The next Web Revolution is on its way
Ben Galbraith gave the keynote speech this morning to open a conference that discusses different topics around Ajax and what is believed to be the next revolution in the web. ECMAScript5 brings several big changes and opens up new opportunities. Besides ECMAScript5 there are many existing technologies that already open several doors for the next Application Revolution:
- Canvas: Enables a richer user experience in the browser bringing web applications closer to native applications. Check out some of the stuff at http://ajax.org (click on 3D charts)
- Web Workers: In case you miss background threads – Web Workers bring back the ability to process work in the background – decoupled from the main UI thread. Having the ability to outsource work to a different thread will avoid unresponsive web pages and improves the overall end user satisfaction. Over are the times where web applications stuck – users hitting the refresh button or restarted the browser in the hope of solving an unresponsive application.
- Desktop Integrations: Appcelerator provides the ability to take web technology to the desktop or to your mobile device. Write once – run everywhere – a promise that we have heard many times. There are other technologies out there that enable Web to be the next Platform technology. Besides Appcelarator we find Fluid, Mozilla Prism, Adobe AIR, Google Gears or PhoneGap that bring web technology on any device – running it like a native application.
Higher expectations on web performance
How do you address the next web revolution?
Some believe the next revolution is already here – some believe that the next HTML standard will bring it. What is your take on it? Are you playing with new technologies? What are the good and the bad things you have seen?

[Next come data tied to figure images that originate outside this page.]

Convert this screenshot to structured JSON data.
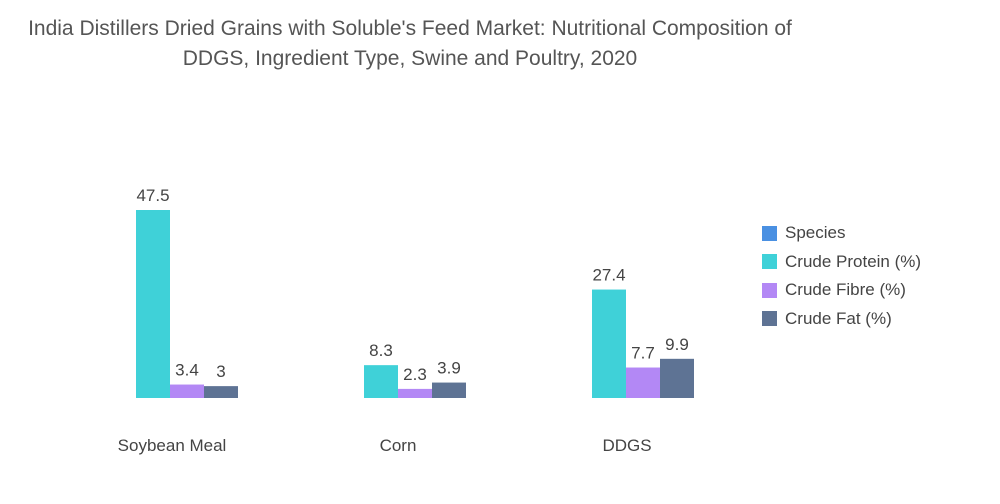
{
  "chart_data": {
    "type": "bar",
    "title": "India Distillers Dried Grains with Soluble's Feed Market: Nutritional Composition of DDGS, Ingredient Type, Swine and Poultry, 2020",
    "categories": [
      "Soybean Meal",
      "Corn",
      "DDGS"
    ],
    "series": [
      {
        "name": "Species",
        "color": "#4a90e2",
        "values": [
          null,
          null,
          null
        ]
      },
      {
        "name": "Crude Protein (%)",
        "color": "#3fd1d8",
        "values": [
          47.5,
          8.3,
          27.4
        ]
      },
      {
        "name": "Crude Fibre (%)",
        "color": "#b388f5",
        "values": [
          3.4,
          2.3,
          7.7
        ]
      },
      {
        "name": "Crude Fat (%)",
        "color": "#5e7394",
        "values": [
          3,
          3.9,
          9.9
        ]
      }
    ],
    "xlabel": "",
    "ylabel": "",
    "ylim": [
      0,
      50
    ],
    "legend_position": "right"
  }
}
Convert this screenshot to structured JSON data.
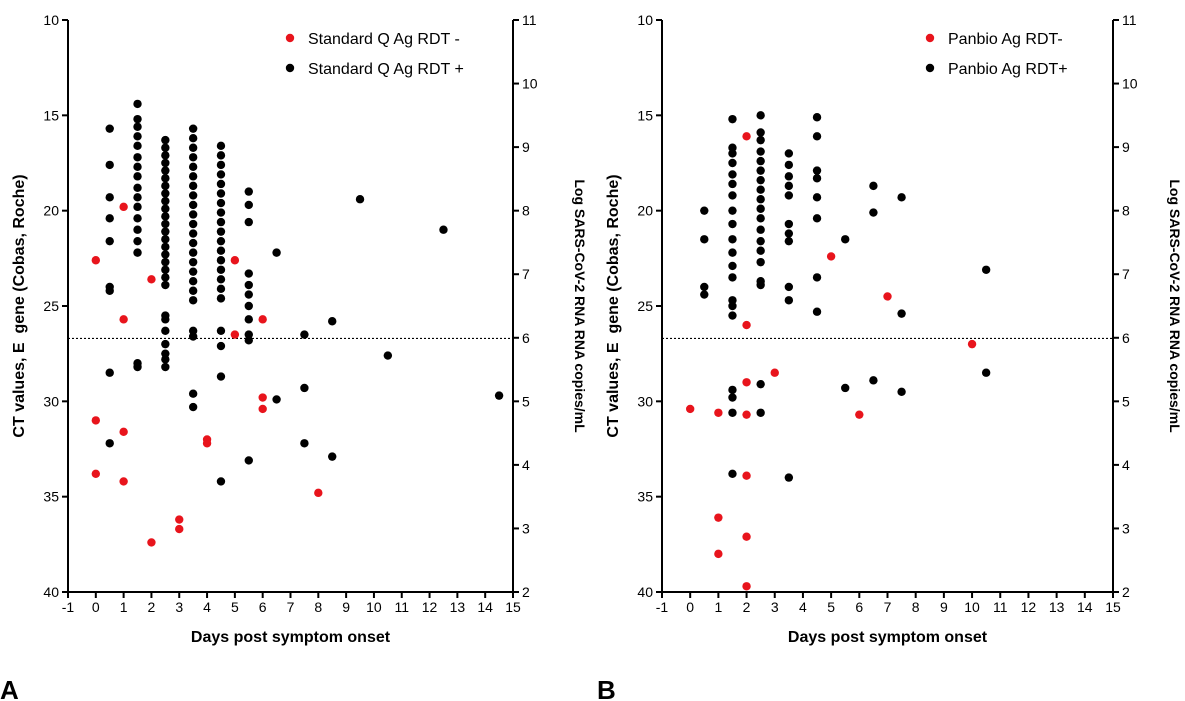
{
  "chart_data": [
    {
      "type": "scatter",
      "panel_label": "A",
      "xlabel": "Days post symptom onset",
      "ylabel": "CT values, E  gene (Cobas, Roche)",
      "y2label": "Log SARS-CoV-2 RNA RNA copies/mL",
      "xlim": [
        -1,
        15
      ],
      "ylim": [
        10,
        40
      ],
      "y_inverted": true,
      "y2lim": [
        2,
        11
      ],
      "xticks": [
        "-1",
        "0",
        "1",
        "2",
        "3",
        "4",
        "5",
        "6",
        "7",
        "8",
        "9",
        "10",
        "11",
        "12",
        "13",
        "14",
        "15"
      ],
      "yticks": [
        "10",
        "15",
        "20",
        "25",
        "30",
        "35",
        "40"
      ],
      "y2ticks": [
        "2",
        "3",
        "4",
        "5",
        "6",
        "7",
        "8",
        "9",
        "10",
        "11"
      ],
      "reference_line_ct": 26.7,
      "legend_position": "top-right",
      "grid": false,
      "series": [
        {
          "name": "Standard Q Ag RDT -",
          "color": "#e8141c",
          "points": [
            [
              0,
              22.6
            ],
            [
              0,
              31.0
            ],
            [
              0,
              33.8
            ],
            [
              1,
              19.8
            ],
            [
              1,
              25.7
            ],
            [
              1,
              31.6
            ],
            [
              1,
              34.2
            ],
            [
              2,
              23.6
            ],
            [
              2,
              37.4
            ],
            [
              3,
              36.2
            ],
            [
              3,
              36.7
            ],
            [
              4,
              32.0
            ],
            [
              4,
              32.2
            ],
            [
              5,
              22.6
            ],
            [
              5,
              26.5
            ],
            [
              6,
              25.7
            ],
            [
              6,
              29.8
            ],
            [
              6,
              30.4
            ],
            [
              8,
              34.8
            ]
          ]
        },
        {
          "name": "Standard Q Ag RDT +",
          "color": "#000000",
          "points": [
            [
              0.5,
              15.7
            ],
            [
              0.5,
              17.6
            ],
            [
              0.5,
              19.3
            ],
            [
              0.5,
              20.4
            ],
            [
              0.5,
              21.6
            ],
            [
              0.5,
              24.0
            ],
            [
              0.5,
              24.2
            ],
            [
              0.5,
              28.5
            ],
            [
              0.5,
              32.2
            ],
            [
              1.5,
              14.4
            ],
            [
              1.5,
              15.2
            ],
            [
              1.5,
              15.6
            ],
            [
              1.5,
              16.1
            ],
            [
              1.5,
              16.6
            ],
            [
              1.5,
              17.2
            ],
            [
              1.5,
              17.7
            ],
            [
              1.5,
              18.2
            ],
            [
              1.5,
              18.8
            ],
            [
              1.5,
              19.3
            ],
            [
              1.5,
              19.8
            ],
            [
              1.5,
              20.4
            ],
            [
              1.5,
              21.0
            ],
            [
              1.5,
              21.6
            ],
            [
              1.5,
              22.2
            ],
            [
              1.5,
              28.0
            ],
            [
              1.5,
              28.2
            ],
            [
              2.5,
              16.3
            ],
            [
              2.5,
              16.7
            ],
            [
              2.5,
              17.1
            ],
            [
              2.5,
              17.5
            ],
            [
              2.5,
              17.9
            ],
            [
              2.5,
              18.3
            ],
            [
              2.5,
              18.7
            ],
            [
              2.5,
              19.1
            ],
            [
              2.5,
              19.5
            ],
            [
              2.5,
              19.9
            ],
            [
              2.5,
              20.3
            ],
            [
              2.5,
              20.7
            ],
            [
              2.5,
              21.1
            ],
            [
              2.5,
              21.5
            ],
            [
              2.5,
              21.9
            ],
            [
              2.5,
              22.3
            ],
            [
              2.5,
              22.7
            ],
            [
              2.5,
              23.1
            ],
            [
              2.5,
              23.5
            ],
            [
              2.5,
              23.9
            ],
            [
              2.5,
              25.5
            ],
            [
              2.5,
              25.7
            ],
            [
              2.5,
              26.3
            ],
            [
              2.5,
              27.0
            ],
            [
              2.5,
              27.5
            ],
            [
              2.5,
              27.8
            ],
            [
              2.5,
              28.2
            ],
            [
              3.5,
              15.7
            ],
            [
              3.5,
              16.2
            ],
            [
              3.5,
              16.7
            ],
            [
              3.5,
              17.2
            ],
            [
              3.5,
              17.7
            ],
            [
              3.5,
              18.2
            ],
            [
              3.5,
              18.7
            ],
            [
              3.5,
              19.2
            ],
            [
              3.5,
              19.7
            ],
            [
              3.5,
              20.2
            ],
            [
              3.5,
              20.7
            ],
            [
              3.5,
              21.2
            ],
            [
              3.5,
              21.7
            ],
            [
              3.5,
              22.2
            ],
            [
              3.5,
              22.7
            ],
            [
              3.5,
              23.2
            ],
            [
              3.5,
              23.7
            ],
            [
              3.5,
              24.2
            ],
            [
              3.5,
              24.7
            ],
            [
              3.5,
              26.3
            ],
            [
              3.5,
              26.6
            ],
            [
              3.5,
              29.6
            ],
            [
              3.5,
              30.3
            ],
            [
              4.5,
              16.6
            ],
            [
              4.5,
              17.1
            ],
            [
              4.5,
              17.6
            ],
            [
              4.5,
              18.1
            ],
            [
              4.5,
              18.6
            ],
            [
              4.5,
              19.1
            ],
            [
              4.5,
              19.6
            ],
            [
              4.5,
              20.1
            ],
            [
              4.5,
              20.6
            ],
            [
              4.5,
              21.1
            ],
            [
              4.5,
              21.6
            ],
            [
              4.5,
              22.1
            ],
            [
              4.5,
              22.6
            ],
            [
              4.5,
              23.1
            ],
            [
              4.5,
              23.6
            ],
            [
              4.5,
              24.1
            ],
            [
              4.5,
              24.6
            ],
            [
              4.5,
              26.3
            ],
            [
              4.5,
              27.1
            ],
            [
              4.5,
              28.7
            ],
            [
              4.5,
              34.2
            ],
            [
              5.5,
              19.0
            ],
            [
              5.5,
              19.7
            ],
            [
              5.5,
              20.6
            ],
            [
              5.5,
              23.3
            ],
            [
              5.5,
              23.9
            ],
            [
              5.5,
              24.4
            ],
            [
              5.5,
              25.0
            ],
            [
              5.5,
              25.7
            ],
            [
              5.5,
              26.5
            ],
            [
              5.5,
              26.8
            ],
            [
              5.5,
              33.1
            ],
            [
              6.5,
              22.2
            ],
            [
              6.5,
              29.9
            ],
            [
              7.5,
              26.5
            ],
            [
              7.5,
              29.3
            ],
            [
              7.5,
              32.2
            ],
            [
              8.5,
              25.8
            ],
            [
              8.5,
              32.9
            ],
            [
              9.5,
              19.4
            ],
            [
              10.5,
              27.6
            ],
            [
              12.5,
              21.0
            ],
            [
              14.5,
              29.7
            ]
          ]
        }
      ]
    },
    {
      "type": "scatter",
      "panel_label": "B",
      "xlabel": "Days post symptom onset",
      "ylabel": "CT values, E  gene (Cobas, Roche)",
      "y2label": "Log SARS-CoV-2 RNA RNA copies/mL",
      "xlim": [
        -1,
        15
      ],
      "ylim": [
        10,
        40
      ],
      "y_inverted": true,
      "y2lim": [
        2,
        11
      ],
      "xticks": [
        "-1",
        "0",
        "1",
        "2",
        "3",
        "4",
        "5",
        "6",
        "7",
        "8",
        "9",
        "10",
        "11",
        "12",
        "13",
        "14",
        "15"
      ],
      "yticks": [
        "10",
        "15",
        "20",
        "25",
        "30",
        "35",
        "40"
      ],
      "y2ticks": [
        "2",
        "3",
        "4",
        "5",
        "6",
        "7",
        "8",
        "9",
        "10",
        "11"
      ],
      "reference_line_ct": 26.7,
      "legend_position": "top-right",
      "grid": false,
      "series": [
        {
          "name": "Panbio Ag RDT-",
          "color": "#e8141c",
          "points": [
            [
              0,
              30.4
            ],
            [
              1,
              30.6
            ],
            [
              1,
              36.1
            ],
            [
              1,
              38.0
            ],
            [
              2,
              16.1
            ],
            [
              2,
              26.0
            ],
            [
              2,
              29.0
            ],
            [
              2,
              30.7
            ],
            [
              2,
              33.9
            ],
            [
              2,
              37.1
            ],
            [
              2,
              39.7
            ],
            [
              3,
              28.5
            ],
            [
              5,
              22.4
            ],
            [
              6,
              30.7
            ],
            [
              7,
              24.5
            ],
            [
              10,
              27.0
            ]
          ]
        },
        {
          "name": "Panbio Ag RDT+",
          "color": "#000000",
          "points": [
            [
              0.5,
              20.0
            ],
            [
              0.5,
              21.5
            ],
            [
              0.5,
              24.0
            ],
            [
              0.5,
              24.4
            ],
            [
              1.5,
              15.2
            ],
            [
              1.5,
              16.7
            ],
            [
              1.5,
              17.0
            ],
            [
              1.5,
              17.5
            ],
            [
              1.5,
              18.1
            ],
            [
              1.5,
              18.6
            ],
            [
              1.5,
              19.2
            ],
            [
              1.5,
              20.0
            ],
            [
              1.5,
              20.7
            ],
            [
              1.5,
              21.5
            ],
            [
              1.5,
              22.2
            ],
            [
              1.5,
              22.9
            ],
            [
              1.5,
              23.5
            ],
            [
              1.5,
              24.7
            ],
            [
              1.5,
              25.0
            ],
            [
              1.5,
              25.5
            ],
            [
              1.5,
              29.4
            ],
            [
              1.5,
              29.8
            ],
            [
              1.5,
              30.6
            ],
            [
              1.5,
              33.8
            ],
            [
              2.5,
              15.0
            ],
            [
              2.5,
              15.9
            ],
            [
              2.5,
              16.3
            ],
            [
              2.5,
              16.9
            ],
            [
              2.5,
              17.4
            ],
            [
              2.5,
              17.9
            ],
            [
              2.5,
              18.4
            ],
            [
              2.5,
              18.9
            ],
            [
              2.5,
              19.4
            ],
            [
              2.5,
              19.9
            ],
            [
              2.5,
              20.4
            ],
            [
              2.5,
              21.0
            ],
            [
              2.5,
              21.6
            ],
            [
              2.5,
              22.1
            ],
            [
              2.5,
              22.7
            ],
            [
              2.5,
              23.7
            ],
            [
              2.5,
              23.9
            ],
            [
              2.5,
              29.1
            ],
            [
              2.5,
              30.6
            ],
            [
              3.5,
              17.0
            ],
            [
              3.5,
              17.6
            ],
            [
              3.5,
              18.2
            ],
            [
              3.5,
              18.7
            ],
            [
              3.5,
              19.2
            ],
            [
              3.5,
              20.7
            ],
            [
              3.5,
              21.2
            ],
            [
              3.5,
              21.6
            ],
            [
              3.5,
              24.0
            ],
            [
              3.5,
              24.7
            ],
            [
              3.5,
              34.0
            ],
            [
              4.5,
              15.1
            ],
            [
              4.5,
              16.1
            ],
            [
              4.5,
              17.9
            ],
            [
              4.5,
              18.3
            ],
            [
              4.5,
              19.3
            ],
            [
              4.5,
              20.4
            ],
            [
              4.5,
              23.5
            ],
            [
              4.5,
              25.3
            ],
            [
              5.5,
              21.5
            ],
            [
              5.5,
              29.3
            ],
            [
              6.5,
              18.7
            ],
            [
              6.5,
              20.1
            ],
            [
              6.5,
              28.9
            ],
            [
              7.5,
              19.3
            ],
            [
              7.5,
              25.4
            ],
            [
              7.5,
              29.5
            ],
            [
              10.5,
              23.1
            ],
            [
              10.5,
              28.5
            ]
          ]
        }
      ]
    }
  ]
}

My recent feedback with our customers showed that similar problems that we address on serverside application performance issues also apply to the new browser world. Frameworks that are not used correctly lead to performance problems. Too many network roundtrips to the server, blocked UI threads or too many unnecessary object allocations lead to bad end user experience. Moving back to the client (browser) might not be a bad thing – but - assuming that we get better overall performance by leveraging the client resources is just an assumption. It has to be done right in order to revolutionize the web again.